Uitwerking gebruik van biociden in de landbouw

Sinds de Europese Commissie heeft aangegeven desinfectiemiddelen om gewassen te beschermen te beschouwen als gewasbeschermingsmiddelen, heeft het Ctgb het beleid voor het toelaten van biociden die hiervoor gebruikt kunnen worden nader uitgewerkt. Daarbij sluit het volledig aan bij Europese afspraken en guidelines. Bestaande toelatingen worden niet opengebroken, maar het beleid geldt wel voor nieuwe toelatingen en bij de herregistratie van de bestaande toelatingen onder de Biocideverordening.
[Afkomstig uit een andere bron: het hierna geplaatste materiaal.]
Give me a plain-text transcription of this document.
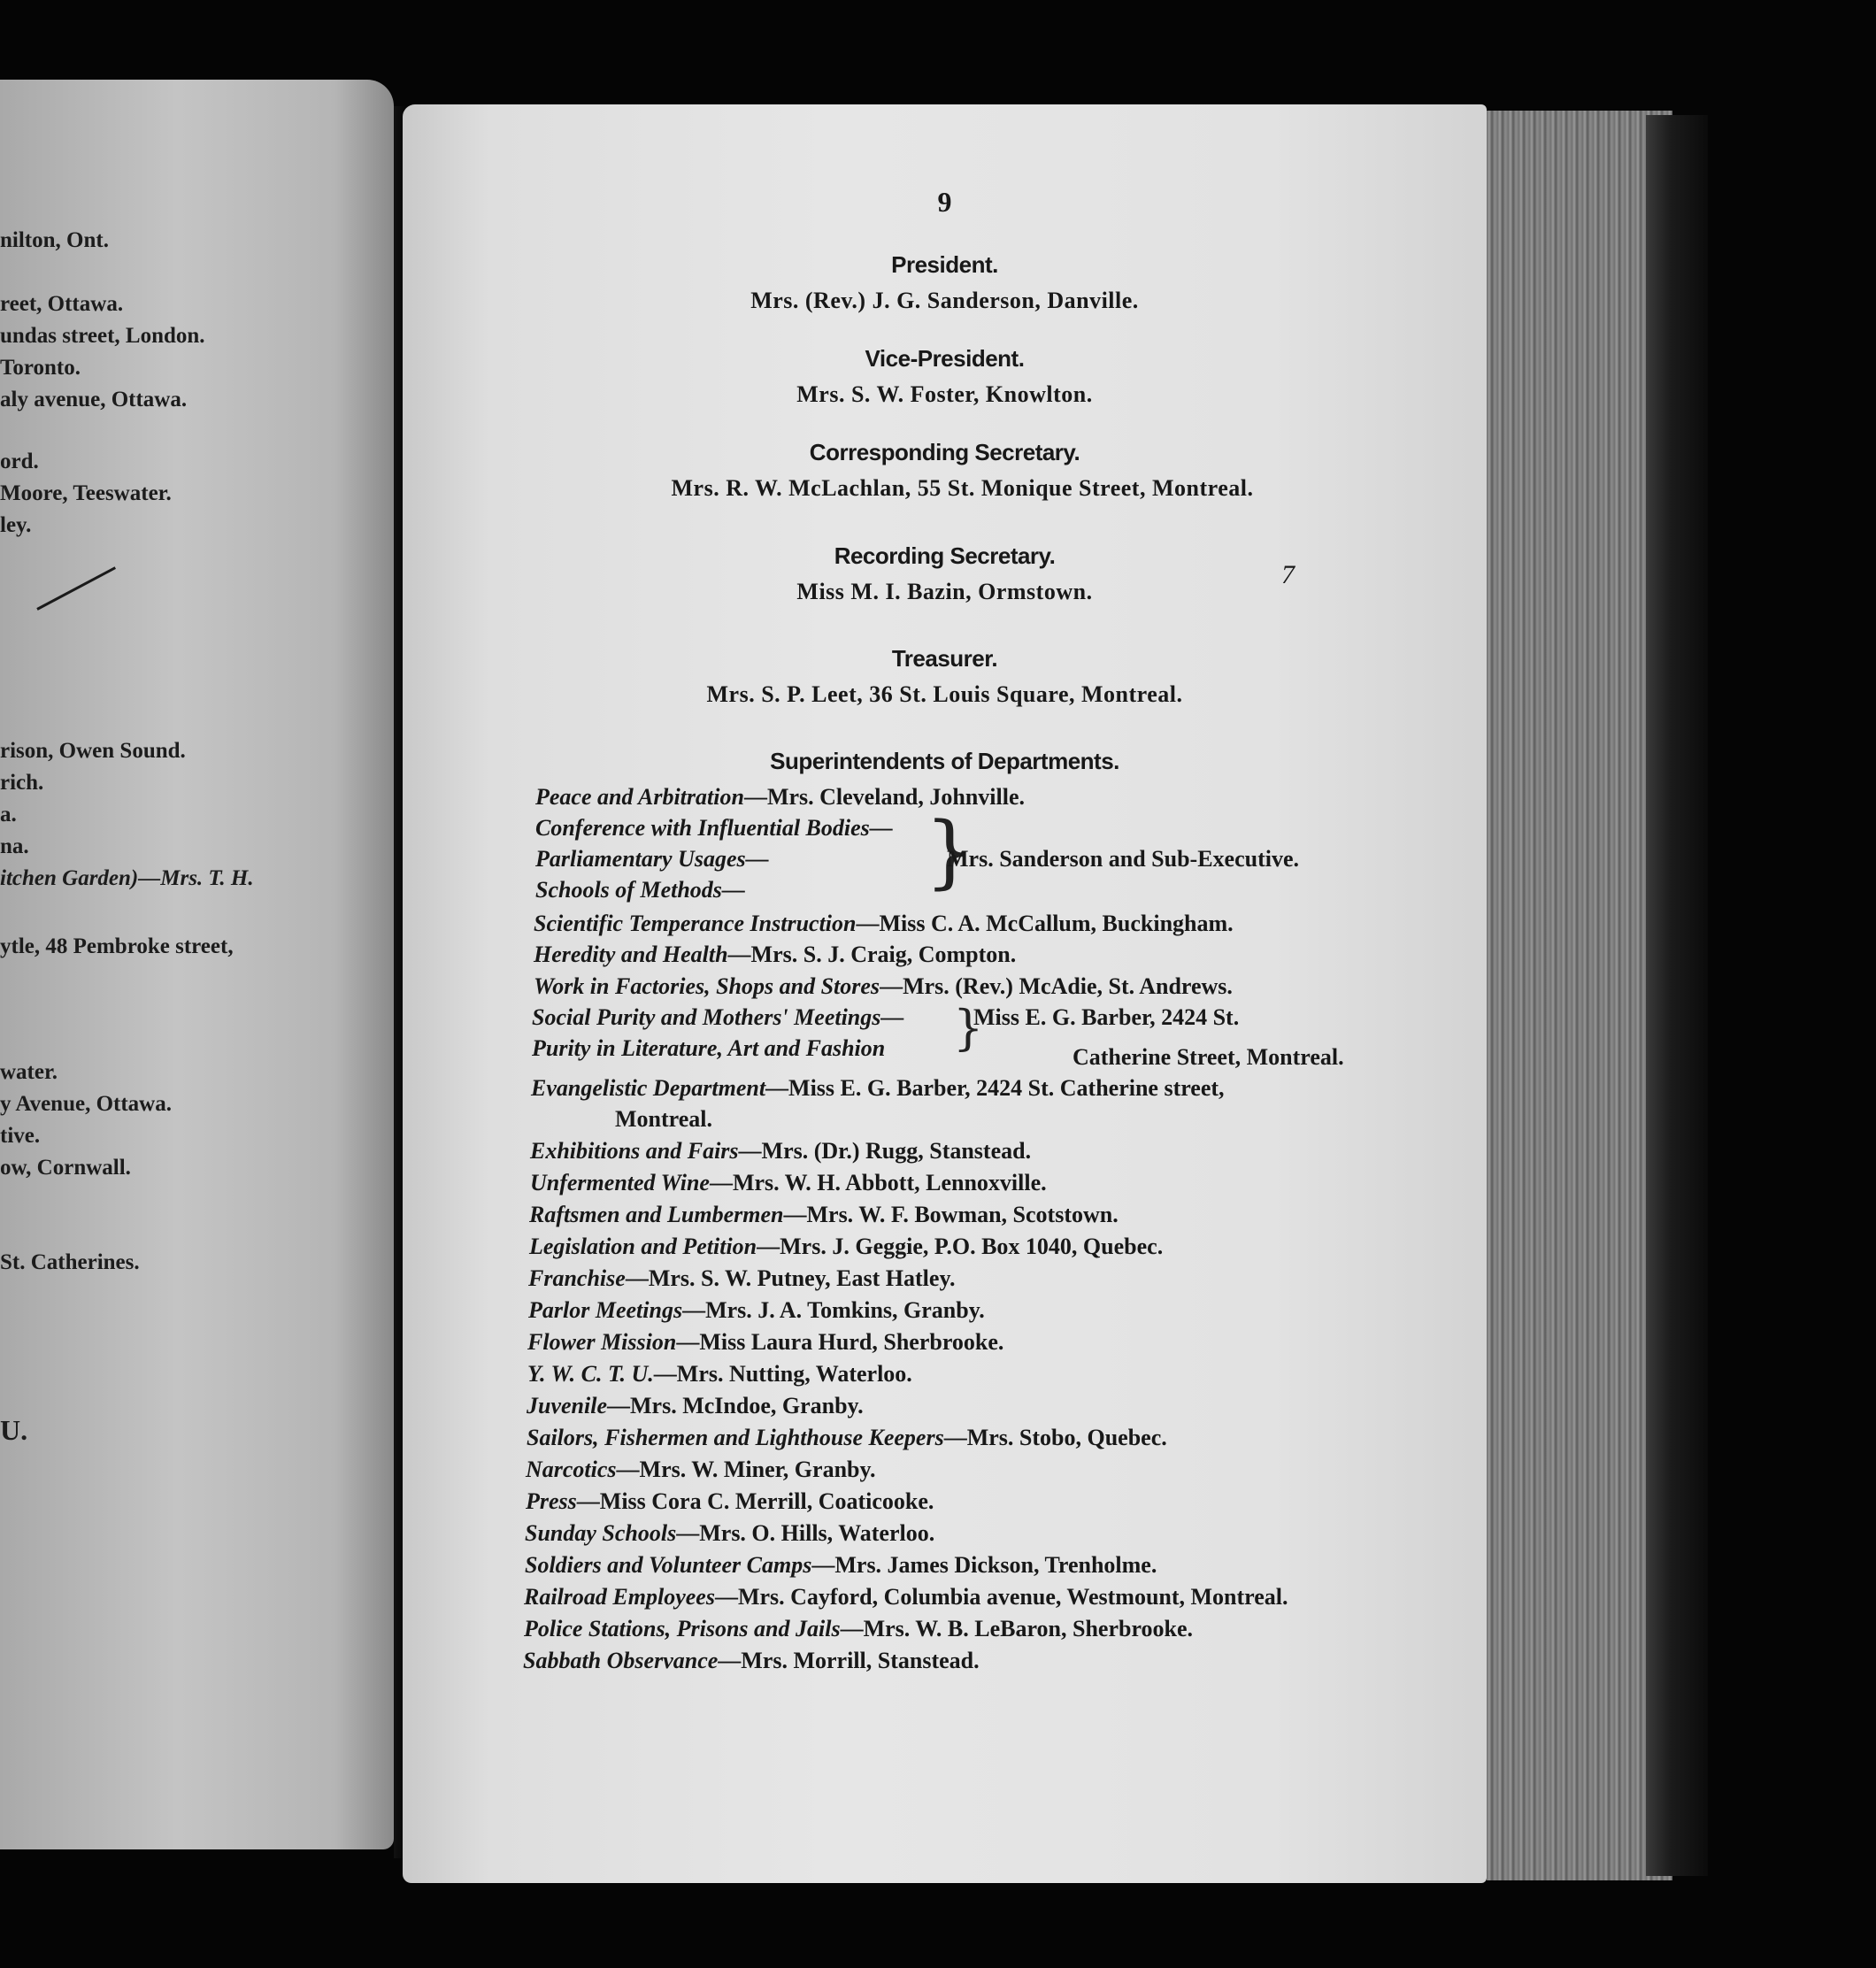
nilton, Ont.
reet, Ottawa.
undas street, London.
Toronto.
aly avenue, Ottawa.
ord.
Moore, Teeswater.
ley.
rison, Owen Sound.
rich.
a.
na.
itchen Garden)—Mrs. T. H.
ytle, 48 Pembroke street,
water.
y Avenue, Ottawa.
tive.
ow, Cornwall.
St. Catherines.
U.
9
President.
Mrs. (Rev.) J. G. Sanderson, Danville.
Vice-President.
Mrs. S. W. Foster, Knowlton.
Corresponding Secretary.
Mrs. R. W. McLachlan, 55 St. Monique Street, Montreal.
Recording Secretary.
Miss M. I. Bazin, Ormstown.
7
Treasurer.
Mrs. S. P. Leet, 36 St. Louis Square, Montreal.
Superintendents of Departments.
Peace and Arbitration—Mrs. Cleveland, Johnville.
Conference with Influential Bodies—
Parliamentary Usages—
Schools of Methods— }
Mrs. Sanderson and Sub-Executive.
Scientific Temperance Instruction—Miss C. A. McCallum, Buckingham.
Heredity and Health—Mrs. S. J. Craig, Compton.
Work in Factories, Shops and Stores—Mrs. (Rev.) McAdie, St. Andrews.
Social Purity and Mothers' Meetings—
Purity in Literature, Art and Fashion }
Miss E. G. Barber, 2424 St.
Catherine Street, Montreal.
Evangelistic Department—Miss E. G. Barber, 2424 St. Catherine street,
Montreal.
Exhibitions and Fairs—Mrs. (Dr.) Rugg, Stanstead.
Unfermented Wine—Mrs. W. H. Abbott, Lennoxville.
Raftsmen and Lumbermen—Mrs. W. F. Bowman, Scotstown.
Legislation and Petition—Mrs. J. Geggie, P.O. Box 1040, Quebec.
Franchise—Mrs. S. W. Putney, East Hatley.
Parlor Meetings—Mrs. J. A. Tomkins, Granby.
Flower Mission—Miss Laura Hurd, Sherbrooke.
Y. W. C. T. U.—Mrs. Nutting, Waterloo.
Juvenile—Mrs. McIndoe, Granby.
Sailors, Fishermen and Lighthouse Keepers—Mrs. Stobo, Quebec.
Narcotics—Mrs. W. Miner, Granby.
Press—Miss Cora C. Merrill, Coaticooke.
Sunday Schools—Mrs. O. Hills, Waterloo.
Soldiers and Volunteer Camps—Mrs. James Dickson, Trenholme.
Railroad Employees—Mrs. Cayford, Columbia avenue, Westmount, Montreal.
Police Stations, Prisons and Jails—Mrs. W. B. LeBaron, Sherbrooke.
Sabbath Observance—Mrs. Morrill, Stanstead.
Nieuwe biociden en bestaande biociden na herregistratie, mogen binnen de landbouw slechts gebruikt worden als ze toegelaten zijn voor algemene hygiëne. Een biocide dat specifiek gericht is op de bescherming van planten of plantaardige producten is dus niet meer mogelijk. Voor zo’n toepassing is een toelating als gewasbeschermingsmiddel nodig.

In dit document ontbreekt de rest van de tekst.